((Since this hasn't been updated in about a day, I think I'll temporarily ignore the five post rule.))
Legend tells that, in the time of the Jhulani Empire, the Southern Desert was once not a desert, but a rainforest, more lush and vibrant than the Kalhani. It further says that the jungle empire of the Jhulani people had more wealth and power in its zenith than all the current nations of the earth, sea, and air combined.
But the empire soon became decadent and prideful. They disdained worship of the gods, and instead began worshiping their own emperor as a deity. And so, as punishment, Crysilia, the rain goddess, vowed that the lands of their empire would not receive so much as a drop of precipitation ever again. Without rain, the Great Southern Rainforest soon dried out and became only so much kindling in the sun. It burned up in a great inferno (the soot of which ultimately formed the Ash Islands), taking the once proud Jhulani Empire with it.
A few tiny villages were able to avoid the fire, however, and now act as oases for caravans heading for the southernmost nations, since they have underground reservoirs of water that are tapped by wells.
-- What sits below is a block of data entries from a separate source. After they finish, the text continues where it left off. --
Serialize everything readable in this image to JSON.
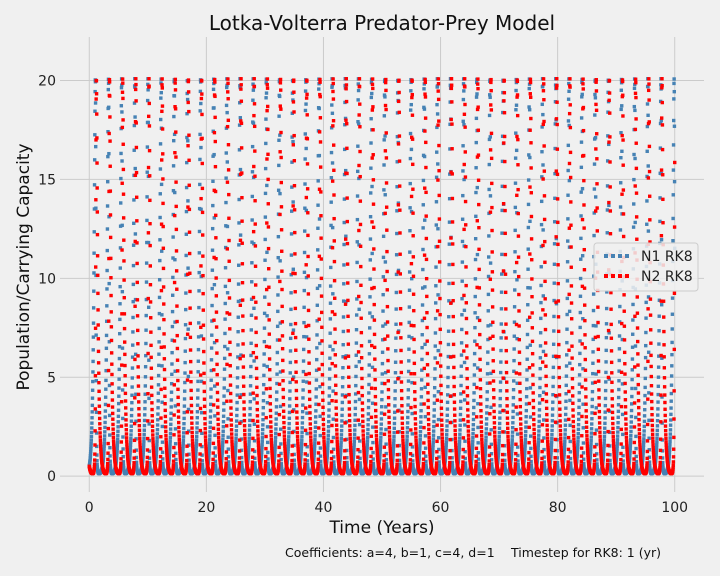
{
  "chart_data": {
    "type": "scatter",
    "title": "Lotka-Volterra Predator-Prey Model",
    "xlabel": "Time (Years)",
    "ylabel": "Population/Carrying Capacity",
    "xlim": [
      -5,
      105
    ],
    "ylim": [
      -0.8,
      22.2
    ],
    "xticks": [
      0,
      20,
      40,
      60,
      80,
      100
    ],
    "yticks": [
      0,
      5,
      10,
      15,
      20
    ],
    "grid": true,
    "legend_position": "right",
    "coefficients": {
      "a": 4,
      "b": 1,
      "c": 4,
      "d": 1
    },
    "timestep_years": 1,
    "model": {
      "N1_initial": 0.5,
      "N2_initial": 0.5,
      "t_start": 0,
      "t_end": 100,
      "samples_per_year": 40
    },
    "series": [
      {
        "name": "N1 RK8",
        "color": "#4682b4"
      },
      {
        "name": "N2 RK8",
        "color": "#ff0000"
      }
    ]
  },
  "footer": {
    "coefficients_text": "Coefficients: a=4, b=1, c=4, d=1",
    "timestep_text": "Timestep for RK8: 1 (yr)"
  }
}
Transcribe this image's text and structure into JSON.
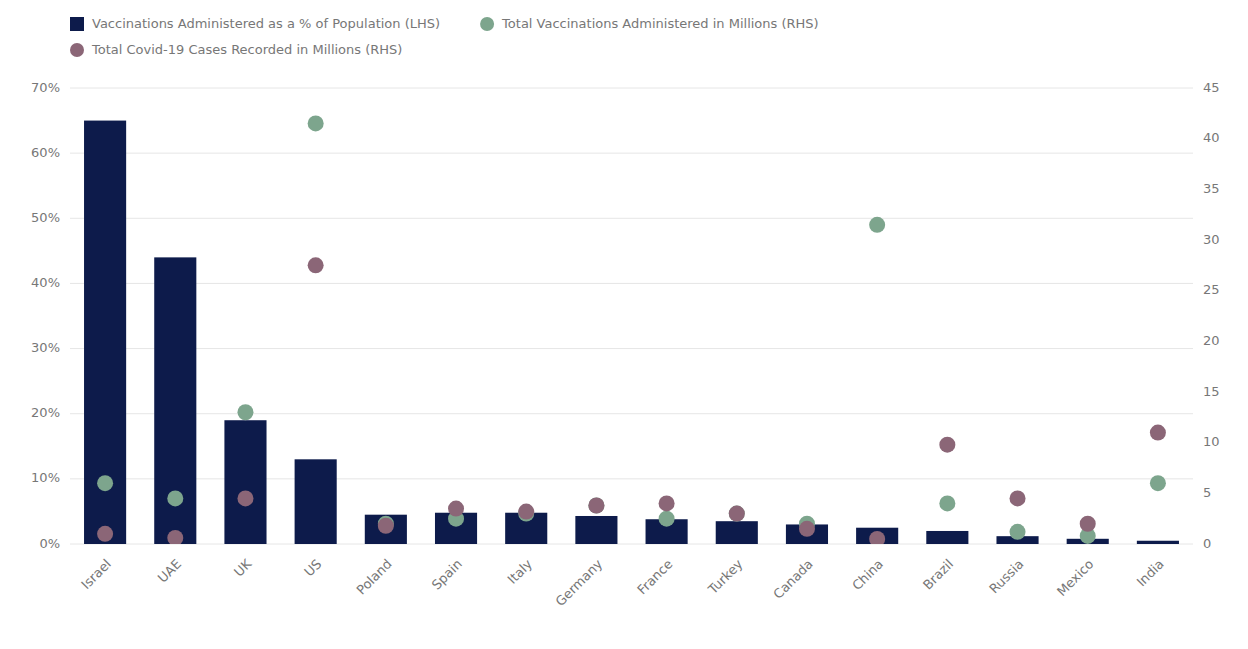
{
  "chart_data": {
    "type": "bar",
    "categories": [
      "Israel",
      "UAE",
      "UK",
      "US",
      "Poland",
      "Spain",
      "Italy",
      "Germany",
      "France",
      "Turkey",
      "Canada",
      "China",
      "Brazil",
      "Russia",
      "Mexico",
      "India"
    ],
    "series": [
      {
        "name": "Vaccinations Administered as a % of Population (LHS)",
        "type": "bar",
        "color": "#0d1b4b",
        "values": [
          65,
          44,
          19,
          13,
          4.5,
          4.8,
          4.8,
          4.3,
          3.8,
          3.5,
          3.0,
          2.5,
          2.0,
          1.2,
          0.8,
          0.5
        ]
      },
      {
        "name": "Total Vaccinations Administered in Millions (RHS)",
        "type": "scatter",
        "marker": "circle",
        "color": "#7da58d",
        "axis": "y2",
        "values": [
          6.0,
          4.5,
          13.0,
          41.5,
          2.0,
          2.5,
          3.0,
          3.8,
          2.5,
          3.0,
          2.0,
          31.5,
          4.0,
          1.2,
          0.8,
          6.0
        ]
      },
      {
        "name": "Total Covid-19 Cases Recorded in Millions (RHS)",
        "type": "scatter",
        "marker": "circle",
        "color": "#8b6677",
        "axis": "y2",
        "values": [
          1.0,
          0.6,
          4.5,
          27.5,
          1.8,
          3.5,
          3.2,
          3.8,
          4.0,
          3.0,
          1.5,
          0.5,
          9.8,
          4.5,
          2.0,
          11.0
        ]
      }
    ],
    "ylim": [
      0,
      70
    ],
    "yticks": [
      {
        "value": 0,
        "label": "0%"
      },
      {
        "value": 10,
        "label": "10%"
      },
      {
        "value": 20,
        "label": "20%"
      },
      {
        "value": 30,
        "label": "30%"
      },
      {
        "value": 40,
        "label": "40%"
      },
      {
        "value": 50,
        "label": "50%"
      },
      {
        "value": 60,
        "label": "60%"
      },
      {
        "value": 70,
        "label": "70%"
      }
    ],
    "y2lim": [
      0,
      45
    ],
    "y2ticks": [
      0,
      5,
      10,
      15,
      20,
      25,
      30,
      35,
      40,
      45
    ],
    "grid": true,
    "legend": "top"
  }
}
However, each year they must dig the wells deeper and deeper to get water, and some minor side-routes have been abandoned in the past because the wells in those towns were simply tapped out.
Besides acting as a trade route, the Southern Desert is also of great interest to archaeologists and treasure hunters. Though most of the former empire's surface structures were burnt up in the great fire, many stone structures are believed to have survived the conflagration, though most are now buried in sand.
The Jhulani Empire was also known to have built several elaborate underground structures, which are even further buried. The only way to rediscover most of these places is by extrapolating their location from old maps, which requires a very skilled navigator and a good deal of supplies to survived the trip through the waterless desert. But finding such a structure is often deemed worth it, considering the wealth of information to be found such places and the actual wealth to be found there, as legends say most of the Jhulani Empire's vast treasures are still buried beneath the sands.